Nie wszystkie procesy rekrutacyjne cieszą się jednak takim samym zainteresowaniem naszych wschodnich sąsiadów. W obawie o własne bezpieczeństwo, Ukraińcy unikają zatrudnienia w miejscach, które znajdują się w czerwonej czy żółtej strefie. Kandydatów do pracy w tych regionach jest nawet 11-krotnie mniej niż w miejscach, gdzie epidemiczne obostrzenia nie obowiązują.
Od soboty 3 października br. w czerwonej strefie znajduje się aż 16 powiatów oraz Sopot. Natomiast w żółtej 28 powiatów, w tym także Gdańsk, Gdynia, Rzeszów, Kielce, Nowy Sącz czy Szczecin. W sumie to 51 powiatów, w których obowiązują obostrzenia dotyczące m.in. organizowania kongresów i targów, limitu osób w siłowniach czy kinach oraz na imprezach rodzinnych. Okazuje się jednak, że rozporządzenie wpływa też na lokalny rynek pracy i mniejsze zainteresowanie zatrudnieniem w tych regionach ze strony pracowników z Ukrainy.
- Awersja do ryzyka i troska o własne bezpieczeństwo to naturalna postawa w obliczu panującej epidemii. Dlatego nie należy się dziwić, że pracownicy z Ukrainy wolą unikać pracy w czerwonych strefach. Zwłaszcza, że dla nich jako osób spoza naszego kraju, nie jest oczywiste, dlaczego dany region znalazł się w żółtej czy czerwonej strefie. A np. w Sopocie jest to pochodna wzmożonego ruchu turystycznego, który teraz ustał całkowicie. W rekrutacjach, które prowadzimy widać wyraźnie, że informacja o koronawirusie ma ogromne znaczenie i chodzi nie tylko o sytuację w danym regionie, ale głównie w konkretnym zakładzie pracy - mówi Krzysztof Inglot, prezes Personnel Service.

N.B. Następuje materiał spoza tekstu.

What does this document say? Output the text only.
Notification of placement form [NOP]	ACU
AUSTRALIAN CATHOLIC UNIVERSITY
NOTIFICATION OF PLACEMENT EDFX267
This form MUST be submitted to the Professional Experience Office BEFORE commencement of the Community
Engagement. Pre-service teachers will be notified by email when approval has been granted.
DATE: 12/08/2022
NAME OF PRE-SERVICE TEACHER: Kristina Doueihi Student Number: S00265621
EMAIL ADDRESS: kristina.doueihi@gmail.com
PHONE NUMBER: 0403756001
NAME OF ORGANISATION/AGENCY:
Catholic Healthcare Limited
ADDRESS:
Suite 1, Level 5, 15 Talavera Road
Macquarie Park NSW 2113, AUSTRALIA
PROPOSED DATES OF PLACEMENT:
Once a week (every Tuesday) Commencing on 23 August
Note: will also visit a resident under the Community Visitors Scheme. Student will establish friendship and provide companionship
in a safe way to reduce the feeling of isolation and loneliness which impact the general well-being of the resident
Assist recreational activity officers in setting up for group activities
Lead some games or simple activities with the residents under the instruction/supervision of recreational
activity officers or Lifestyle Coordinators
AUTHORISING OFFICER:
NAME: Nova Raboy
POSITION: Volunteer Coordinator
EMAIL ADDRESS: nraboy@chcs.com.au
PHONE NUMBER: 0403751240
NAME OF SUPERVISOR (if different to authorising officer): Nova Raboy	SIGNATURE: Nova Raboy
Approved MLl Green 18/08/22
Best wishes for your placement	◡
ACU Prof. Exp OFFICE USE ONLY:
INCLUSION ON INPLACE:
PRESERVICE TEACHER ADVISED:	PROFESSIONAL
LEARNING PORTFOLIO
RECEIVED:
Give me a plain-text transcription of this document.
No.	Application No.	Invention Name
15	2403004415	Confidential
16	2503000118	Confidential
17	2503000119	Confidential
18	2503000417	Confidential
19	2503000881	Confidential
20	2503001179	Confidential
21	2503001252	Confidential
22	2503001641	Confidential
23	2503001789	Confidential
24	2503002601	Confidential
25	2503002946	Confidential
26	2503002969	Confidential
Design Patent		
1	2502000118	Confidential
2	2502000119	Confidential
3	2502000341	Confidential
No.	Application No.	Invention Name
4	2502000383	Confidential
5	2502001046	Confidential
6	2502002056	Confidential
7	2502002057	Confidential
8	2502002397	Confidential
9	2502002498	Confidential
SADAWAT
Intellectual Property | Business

Z „Barometru Polskiego Rynku Pracy” Personnel Service wynika, że 61% osób, które wcześniej pracowały w Polsce planuje ponowny przyjazd do naszego kraju za pracą. Są to głownie młodzi Ukraińcy od 18 do 35 roku życia (64%) oraz ze specjalistycznym wykształceniem średnim (69%). Dla tych osób głównym powodem decyzji o emigracji pozostaje wizja wyższych zarobków, które nawet 4-krotnie przewyższają te oferowane w ich ojczyźnie. Okazuje się jednak, że stawka godzinowa przestała być głównym argumentem przy podejmowaniu decyzji o wyborze konkretnego pracodawcy. W obliczu zagrożenia jakie stanowi epidemia koronawirusa, bezpieczeństwo zaczyna wysuwać się na prowadzenie i to ono decyduje ostatecznie o przyjęciu pracy w danym miejscu.
Z doświadczeń Personnel Service wynika, że na rekrutacje w miejscach, które znajdują się w czerwonej albo żółtej strefie zgłasza się nawet 11-krotnie mniej chętnych, niż w regionach, w których nie obowiązują obostrzenia. Dla przykładu, do fabryki, w której nie było przypadku koronawirusa rekrutuje się nawet 100-150 osób tygodniowo. Natomiast w zakładach, w którym wykryto tę chorobę, zainteresowanie spada do kilkunastu pracowników.